His paintings explored a spiritual and metaphysical path. The ‘bindu’ or point became the main point of his paintings. He said that his work was his own inner experience and involvement with the mysteries of nature and form expressed in colour, line, space and light. An artist’s thoughts might seem to be too complex when expressed through words. So, the effective medium of communication is his work- his paintings.
Raza had great creativity. His paintings are very expressive. He passed away on 23 July 2016 at the age of 94, leaving behind a legacy of paintings that depict extraordinary compositions.
Gond Art is a tribal art developed and preserved by the Gond tribal people of Madhya Pradesh, Maharashtra, Telangana, Andhra Pradesh and Odisha. Their traditional tales say that they have lived in India for thousands of years even before the other inhabitants came here. The Gondi language is similar to Telugu, a Dravidian language.
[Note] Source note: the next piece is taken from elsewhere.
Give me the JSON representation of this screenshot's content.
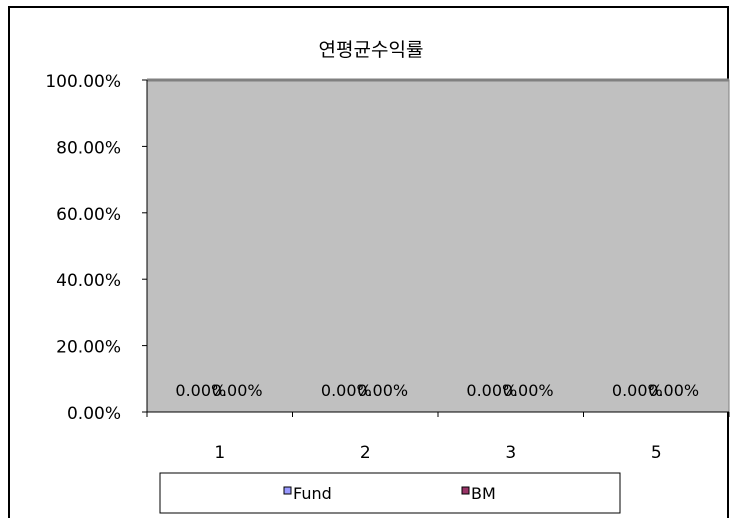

Gond art has spread mainly in Central India. Originally, people used to draw pictures on the earthen walls of their houses. Most folk arts, including Gond art, involve natural techniques of preparing colours and the use of several mediums. They are passed on from generation to generation.
A house decorated with beautiful pictures creates a nice atmosphere. In folk arts, you prepare the ‘canvas’, or surface to draw on, yourself. So, creating folk art is a very enriching experience.
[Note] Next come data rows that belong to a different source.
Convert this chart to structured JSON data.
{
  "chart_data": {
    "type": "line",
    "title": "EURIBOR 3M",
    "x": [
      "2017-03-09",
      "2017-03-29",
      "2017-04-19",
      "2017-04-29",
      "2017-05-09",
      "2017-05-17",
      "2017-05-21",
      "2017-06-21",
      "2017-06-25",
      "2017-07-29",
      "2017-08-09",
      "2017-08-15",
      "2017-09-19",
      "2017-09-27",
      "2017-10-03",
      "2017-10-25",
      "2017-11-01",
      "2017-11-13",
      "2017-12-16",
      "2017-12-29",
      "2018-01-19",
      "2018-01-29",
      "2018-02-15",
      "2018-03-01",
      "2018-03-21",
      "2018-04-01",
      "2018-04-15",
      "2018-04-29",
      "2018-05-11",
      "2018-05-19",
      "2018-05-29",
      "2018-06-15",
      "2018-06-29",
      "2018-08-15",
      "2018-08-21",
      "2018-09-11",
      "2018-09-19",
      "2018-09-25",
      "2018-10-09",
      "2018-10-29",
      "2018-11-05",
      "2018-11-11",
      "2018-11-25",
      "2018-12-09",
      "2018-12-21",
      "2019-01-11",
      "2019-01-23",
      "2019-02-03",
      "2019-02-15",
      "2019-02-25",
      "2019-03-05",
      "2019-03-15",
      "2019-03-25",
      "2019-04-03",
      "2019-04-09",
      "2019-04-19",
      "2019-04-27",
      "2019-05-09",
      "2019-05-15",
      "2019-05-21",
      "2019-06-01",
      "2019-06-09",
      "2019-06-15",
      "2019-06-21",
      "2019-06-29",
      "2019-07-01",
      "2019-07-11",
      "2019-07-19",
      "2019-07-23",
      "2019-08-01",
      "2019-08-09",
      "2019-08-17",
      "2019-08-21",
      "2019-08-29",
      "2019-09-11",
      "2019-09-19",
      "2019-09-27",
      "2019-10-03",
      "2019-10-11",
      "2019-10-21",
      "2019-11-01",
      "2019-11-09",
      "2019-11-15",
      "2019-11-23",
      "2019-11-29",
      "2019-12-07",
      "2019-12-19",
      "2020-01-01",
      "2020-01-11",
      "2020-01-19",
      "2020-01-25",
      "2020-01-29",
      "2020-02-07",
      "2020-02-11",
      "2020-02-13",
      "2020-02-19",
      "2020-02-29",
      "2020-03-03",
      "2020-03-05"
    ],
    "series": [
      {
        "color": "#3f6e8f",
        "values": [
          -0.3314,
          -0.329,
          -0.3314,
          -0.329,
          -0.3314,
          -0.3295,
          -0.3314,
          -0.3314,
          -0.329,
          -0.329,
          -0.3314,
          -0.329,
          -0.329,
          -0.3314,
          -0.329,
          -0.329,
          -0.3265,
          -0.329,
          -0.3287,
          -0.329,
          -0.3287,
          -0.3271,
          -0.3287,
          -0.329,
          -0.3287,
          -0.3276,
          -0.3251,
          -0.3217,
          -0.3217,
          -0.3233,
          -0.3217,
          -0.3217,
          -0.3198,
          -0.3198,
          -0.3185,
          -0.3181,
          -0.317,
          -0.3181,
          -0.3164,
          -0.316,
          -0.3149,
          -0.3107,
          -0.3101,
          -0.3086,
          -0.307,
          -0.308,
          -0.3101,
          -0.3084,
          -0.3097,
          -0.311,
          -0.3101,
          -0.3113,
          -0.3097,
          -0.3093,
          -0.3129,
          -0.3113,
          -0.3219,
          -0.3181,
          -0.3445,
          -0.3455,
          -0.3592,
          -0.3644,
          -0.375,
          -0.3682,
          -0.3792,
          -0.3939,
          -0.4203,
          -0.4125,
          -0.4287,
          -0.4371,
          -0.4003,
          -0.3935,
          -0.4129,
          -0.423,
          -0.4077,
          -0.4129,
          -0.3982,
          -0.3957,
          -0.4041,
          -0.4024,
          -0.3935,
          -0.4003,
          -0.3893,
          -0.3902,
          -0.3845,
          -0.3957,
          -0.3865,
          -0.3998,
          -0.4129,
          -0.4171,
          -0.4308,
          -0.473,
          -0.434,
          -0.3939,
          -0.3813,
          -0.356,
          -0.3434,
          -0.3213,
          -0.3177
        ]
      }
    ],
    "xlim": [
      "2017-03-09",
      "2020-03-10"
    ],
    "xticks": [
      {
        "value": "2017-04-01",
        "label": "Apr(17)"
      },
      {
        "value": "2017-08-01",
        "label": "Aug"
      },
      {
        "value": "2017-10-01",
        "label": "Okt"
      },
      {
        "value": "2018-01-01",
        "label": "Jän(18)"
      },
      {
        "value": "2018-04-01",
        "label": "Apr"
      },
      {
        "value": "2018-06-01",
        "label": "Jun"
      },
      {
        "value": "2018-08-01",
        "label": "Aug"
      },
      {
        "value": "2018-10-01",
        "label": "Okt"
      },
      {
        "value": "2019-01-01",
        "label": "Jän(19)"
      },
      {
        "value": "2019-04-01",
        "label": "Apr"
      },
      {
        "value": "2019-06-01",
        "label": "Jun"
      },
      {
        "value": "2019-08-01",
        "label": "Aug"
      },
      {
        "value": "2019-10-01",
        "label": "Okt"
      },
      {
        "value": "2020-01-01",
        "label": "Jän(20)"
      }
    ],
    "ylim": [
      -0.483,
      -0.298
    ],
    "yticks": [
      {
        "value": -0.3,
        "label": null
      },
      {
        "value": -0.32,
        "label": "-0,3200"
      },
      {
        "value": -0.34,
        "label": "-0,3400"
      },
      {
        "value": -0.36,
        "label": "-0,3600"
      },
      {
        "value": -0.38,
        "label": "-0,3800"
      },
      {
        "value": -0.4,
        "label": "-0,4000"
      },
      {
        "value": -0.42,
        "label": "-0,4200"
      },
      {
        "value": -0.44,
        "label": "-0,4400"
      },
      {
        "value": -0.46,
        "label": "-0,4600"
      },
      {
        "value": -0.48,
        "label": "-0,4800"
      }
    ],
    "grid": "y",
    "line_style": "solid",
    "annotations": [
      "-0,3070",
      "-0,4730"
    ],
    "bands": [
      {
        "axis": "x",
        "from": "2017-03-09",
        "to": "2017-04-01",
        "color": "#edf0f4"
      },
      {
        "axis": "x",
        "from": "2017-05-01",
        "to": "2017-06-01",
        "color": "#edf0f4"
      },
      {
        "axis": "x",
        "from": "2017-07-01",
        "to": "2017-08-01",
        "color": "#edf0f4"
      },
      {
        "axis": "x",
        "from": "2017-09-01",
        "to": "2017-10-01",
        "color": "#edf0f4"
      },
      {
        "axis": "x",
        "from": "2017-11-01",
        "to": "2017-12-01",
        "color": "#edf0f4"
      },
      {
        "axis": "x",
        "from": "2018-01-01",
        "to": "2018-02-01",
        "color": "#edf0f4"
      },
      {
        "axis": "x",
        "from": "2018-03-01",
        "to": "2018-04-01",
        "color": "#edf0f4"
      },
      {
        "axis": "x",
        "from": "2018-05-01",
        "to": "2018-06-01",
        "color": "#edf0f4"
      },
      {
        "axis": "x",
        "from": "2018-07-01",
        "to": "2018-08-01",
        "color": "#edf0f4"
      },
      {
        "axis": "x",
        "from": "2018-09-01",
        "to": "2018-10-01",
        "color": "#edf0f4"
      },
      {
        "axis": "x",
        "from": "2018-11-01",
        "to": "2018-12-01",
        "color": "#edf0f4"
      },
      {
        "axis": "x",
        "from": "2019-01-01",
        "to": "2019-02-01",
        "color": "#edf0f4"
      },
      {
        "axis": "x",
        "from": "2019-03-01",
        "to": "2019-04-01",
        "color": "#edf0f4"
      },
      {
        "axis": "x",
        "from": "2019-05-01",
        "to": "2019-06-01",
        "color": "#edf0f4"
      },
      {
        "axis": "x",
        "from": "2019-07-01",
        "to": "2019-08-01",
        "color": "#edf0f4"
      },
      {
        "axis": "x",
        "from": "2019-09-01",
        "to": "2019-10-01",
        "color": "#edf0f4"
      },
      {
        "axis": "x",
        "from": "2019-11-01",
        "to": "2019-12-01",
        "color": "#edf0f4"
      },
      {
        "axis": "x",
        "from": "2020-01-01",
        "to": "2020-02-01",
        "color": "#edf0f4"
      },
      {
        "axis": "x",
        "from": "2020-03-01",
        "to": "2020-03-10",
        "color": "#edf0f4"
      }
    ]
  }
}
In the past, natural things such as soils of different shades, the juice of plants, leaves, tree bark, flowers, fruits, and coal and cow-dung were used to prepare colours. The different colours, textures and patterns lend a simplicity to the art. Gond art conveys deep thought in an easy manner.
In Gond art, the outlines may vary from artist to artist, but the designs inside make the whole picture lively and attractive. The designs include simple textures that use dots, straight lines, dotted lines, curvy shapes and circles. Colour is important for the total effect to be amazing and beautiful.
In the present, many men have taken up Gond art for money. But its roots probably lie in women’s daily chores like cleaning and decorating the house.
Both Raza’s art and Gond art have greatly enriched the tradition of art in India. Abstract art and folk art express the artist’s inner thoughts through simple shapes and lines and vibrant colours. This shows us how different kinds of art and artists use the tools available to them to express themselves. Art is a tool for self-expression as well a marker of cultural identity, and Raza’s paintings and Gond art are excellent examples of this.